Dans la campagne d'Hébron, au milieu des collines rocheuses arides, j'ai rencontré Mariam. A presque 20 ans, elle vit avec son père et le reste de sa famille (15 frères et les deux épouses de son père, à peine plus âgées qu’elle). La famille vit dans une grotte au sud d’Hébron, privée de tous les services de base, dans des conditions humides et hostiles.
Le père de Mariam est berger et n’aime pas trop s’éloigner de ses terres, de peur de les perdre. Son terrain est proche de colonies israéliennes et ses voisins ont souvent tenté de le convaincre de partir.
Mariam n’a pas une vie facile. En marge de la société palestinienne marquée par le conflit, mais aussi par les restrictions socio-culturelles et religieuses, la jeune femme n'a pas eu accès à l'éducation de base.
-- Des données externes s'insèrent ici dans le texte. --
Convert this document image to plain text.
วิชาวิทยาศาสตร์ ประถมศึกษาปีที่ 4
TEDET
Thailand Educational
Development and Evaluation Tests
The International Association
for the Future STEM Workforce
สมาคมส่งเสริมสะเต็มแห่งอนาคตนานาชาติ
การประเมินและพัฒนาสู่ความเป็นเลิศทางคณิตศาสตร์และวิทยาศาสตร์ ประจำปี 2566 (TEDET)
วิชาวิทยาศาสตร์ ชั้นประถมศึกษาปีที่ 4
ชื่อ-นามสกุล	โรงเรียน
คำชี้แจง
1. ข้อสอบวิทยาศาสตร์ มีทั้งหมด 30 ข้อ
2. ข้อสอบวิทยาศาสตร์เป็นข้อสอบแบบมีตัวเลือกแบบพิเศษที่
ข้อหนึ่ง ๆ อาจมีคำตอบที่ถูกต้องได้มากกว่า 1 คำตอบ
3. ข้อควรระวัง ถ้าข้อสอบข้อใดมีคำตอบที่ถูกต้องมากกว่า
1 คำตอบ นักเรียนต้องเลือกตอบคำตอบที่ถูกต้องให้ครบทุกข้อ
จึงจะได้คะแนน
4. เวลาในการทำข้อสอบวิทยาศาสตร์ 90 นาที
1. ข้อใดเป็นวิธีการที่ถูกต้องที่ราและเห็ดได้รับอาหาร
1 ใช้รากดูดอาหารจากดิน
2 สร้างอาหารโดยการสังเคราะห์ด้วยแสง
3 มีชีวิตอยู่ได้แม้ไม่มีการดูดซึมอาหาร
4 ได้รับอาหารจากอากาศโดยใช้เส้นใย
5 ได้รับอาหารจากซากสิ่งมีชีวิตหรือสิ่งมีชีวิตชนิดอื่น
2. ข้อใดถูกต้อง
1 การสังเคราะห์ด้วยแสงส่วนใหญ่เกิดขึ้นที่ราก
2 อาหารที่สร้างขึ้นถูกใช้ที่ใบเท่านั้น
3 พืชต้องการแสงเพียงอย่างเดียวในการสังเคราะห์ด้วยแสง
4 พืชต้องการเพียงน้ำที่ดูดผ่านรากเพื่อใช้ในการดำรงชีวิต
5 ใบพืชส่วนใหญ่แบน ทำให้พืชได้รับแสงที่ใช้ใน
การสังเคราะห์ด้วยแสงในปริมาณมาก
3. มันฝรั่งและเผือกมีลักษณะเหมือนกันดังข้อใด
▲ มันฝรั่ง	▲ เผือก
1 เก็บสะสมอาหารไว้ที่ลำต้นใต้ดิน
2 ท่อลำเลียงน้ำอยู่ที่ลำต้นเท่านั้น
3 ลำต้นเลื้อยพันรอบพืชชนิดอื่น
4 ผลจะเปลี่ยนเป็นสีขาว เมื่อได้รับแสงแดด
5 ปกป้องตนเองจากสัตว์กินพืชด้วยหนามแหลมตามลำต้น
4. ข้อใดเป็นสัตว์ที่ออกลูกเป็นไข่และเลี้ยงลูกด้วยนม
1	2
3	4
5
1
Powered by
Condamnée à l’oubli, seuls ses yeux lumineux visibles derrière son voile trahissent le sentiment d’une grande injustice.
Mariam nous a accueilli, le travailleur social et moi-même comme si elle était le chef de famille. Elle nous a invités à nous asseoir sur un matelas que sa famille utilise pour dormir la nuit et nous a offert le thé préparé sur la gazinière fumante à l'intérieur de la grotte. Puis elle a commencé à raconter son histoire, en présence de ses frères et des autres femmes, également voilées. Elle a commencé par raconter sa souffrance quand elle et son père ont été battus par les soldats israéliens. Les colons voisins, qui avaient observé que le père de Mariam construisait un réservoir d'eau financé par une organisation internationale dans une zone sous contrôle israélien (et donc où cette construction n'était pas autorisée) avaient en fait appelé l’armée pour qu’ils interviennent.
Mariam a aussi parlé de sa peur et de son désespoir lorsque son père, le pilier de sa famille, a été arrêté. Puis sont venus le désespoir et la confusion alors que sa famille n’avaient pas d’informations sur ce qu’il advenait de lui. Elle nous a dit l'angoisse qu’elle a ressentie d’être responsable de ses frères et sœurs sans avoir les moyens ou les connaissances nécessaires pour les aider. Mariam a parlé enfin de sa crainte que les soldats puissent revenir et s’en prendre à elle.
Le sentiment d'impuissance qu'elle a ressenti ne l'a pas empêchée cependant d'essayer de protéger son père au moment de son arrestation. Malgré le désespoir qui se dégage de son récit, elle se tient droite et fière au moment où elle raconte son histoire. Avant de partir, nous lui proposons de fixer un autre rendez-vous avec un psychologue, qui pourra peut-être lui apporter de l’aide. Mariam accepte, un sourire dans les yeux. Oubliant un instant la diversité de nos origines et de nos différences, elle m’embrasse au moment de se dire au revoir, de femme à femme.
Quelques semaines après notre visite, Mariam a commencé sa thérapie avec un psychologue et le résultat s’est révélé très positif. Elle s’est mariée et a déménagé depuis pour vivre dans la ville de Yatta, située à quelques kilomètres de la grotte. Elle a également commencé un cours d'alphabétisation.